At the recent Ink+Beyond 2011 conference , the Canadian Newspaper Association’s annual convention in Vancouver, Geoff Tan, SVP of Business Development at Singapore Press Holdings (SPH), delivered a presentation that surprised the crowd of 200 media execs, based on what he and his team have been able to accomplish.
SPH has 17 publications , both print and online, a market of about five million people. Although a small country, Singapore has some of the highest smartphone and Internet connectivity rates in the world. How then can it be that more than half of all the online advertising dollars in Singapore go to SPH?
Geoff and his team at SPH think outside the box to drive their media sales. They have supplemented their print publications with Web content, online TV and mobile. This cross-platform approach allows them to keep their readers engaged and entertained, where other traditional media outlets have struggled to do so. They have created ad formats in all kinds of shapes (zig-zag or across a page  of editorial content, see image above) and developed different ways to use real estate (spread out among the four corners of the same page). While these methods are used in larger countries’ major markets, they are completely new to the Singapore market and have been well received because of the added value they offer.
The media landscape is evolving at break-neck speed, and it’s no longer just North America and Europe leading the way. In Asia, North Africa, the Middle East  and elsewhere, events that would have been impossible to document just 10 years ago can now be captured, thanks to technology. And, to further the process, that content can be delivered anywhere in the world or posted online at any time, with the touch of a button. The print and media revolution is not just digital, it’s about activating people’s senses. And we are reaching a point where this goes beyond sights and sounds.
Recently, US Ink , an ink supplier for traditional newspapers, released a flavored insert for print ads . The sealed insert includes an edible film resembling breath-freshening strips that can be made to match just about any flavor. Hypothetically speaking, if KFC inserts a flavored ad in the paper for a new chicken sandwich, you might get a sense of what it actually tastes like. It’s another way to appeal to the senses that digital media can’t match (for now).
Scent-based print ads have been around for a while, particularly to promote perfumes and colognes. (Open the flap to get a whiff.) SPH is looking into something new. Geoff says SPH will be experimenting with ingredients in their ink that will allow their readers to scratch and sniff advertisements in their publications. You can’t get that on HBO!

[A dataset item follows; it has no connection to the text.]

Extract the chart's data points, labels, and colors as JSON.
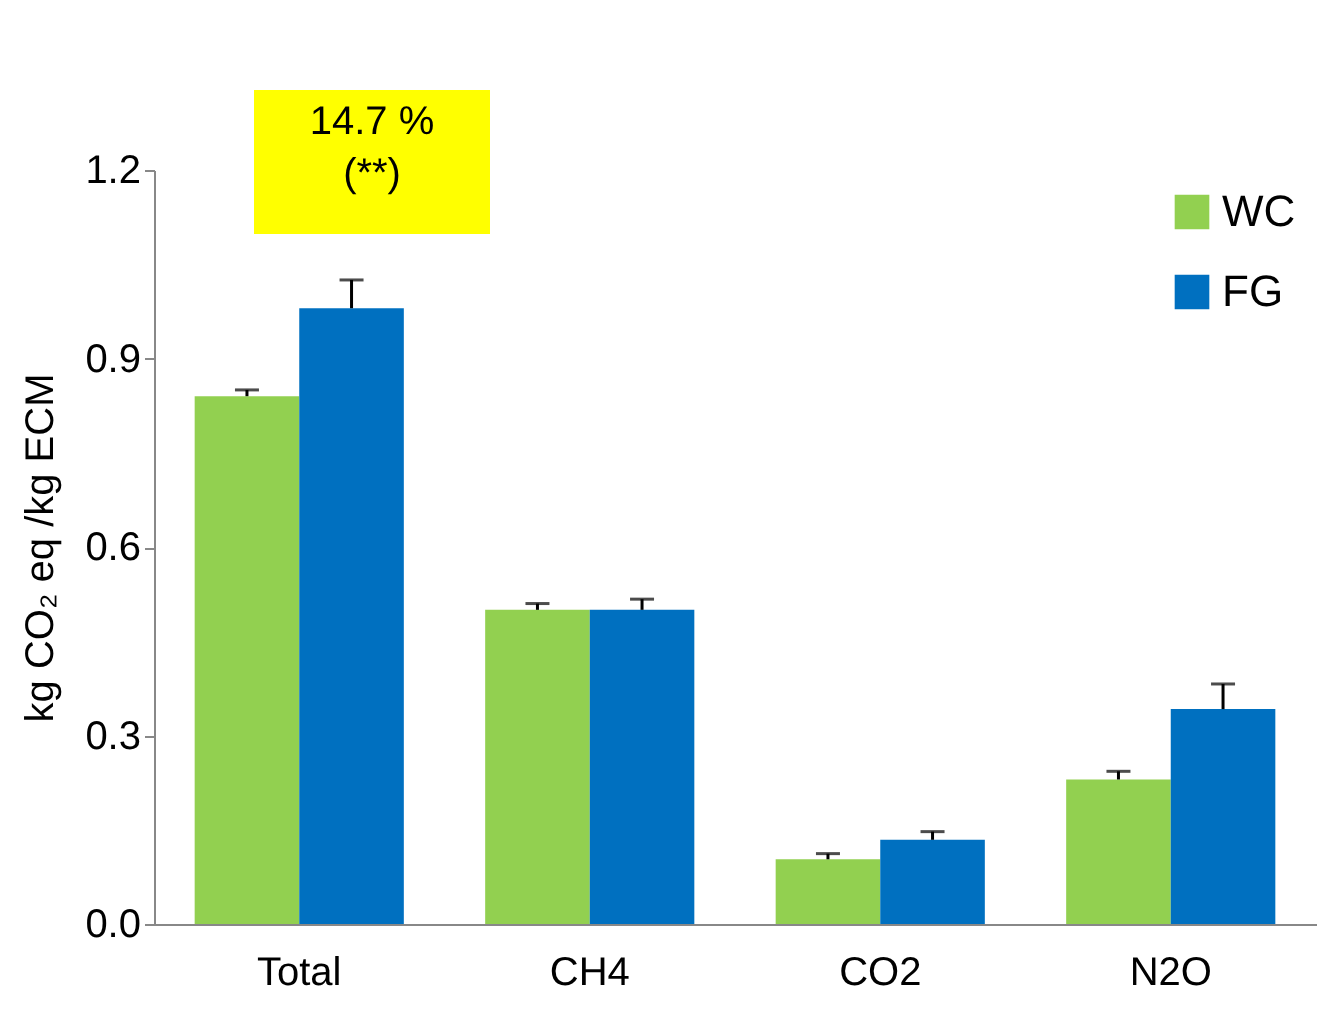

For media companies, it’s increasingly difficult to maintain a level of profitablility while operating within only one medium. The successful players will be the ones who manage to enhance user experience and make it enjoyable for people to consume their content. Print, broadcast, Web and mobile are quickly converging as technology permits, and we have only scratched the surface.
The next step in this equation is for journalists to follow suit. Reporters Without Borders  created a way to merge print and mobile in a relatively seamless yet highly unique fashion. As more and more media companies require their editorial staff to provide content across multiple platforms, both journalists and media execs would be well served to engage the builders of these technologies to help shape the media landscape of the future — where the senses are engaged like never before — or risk being left behind.
What other innovative ways can journalists employ to appeal to their readers’ senses? Beyond websites, feeds and apps, how are print publications incorporating online and mobile?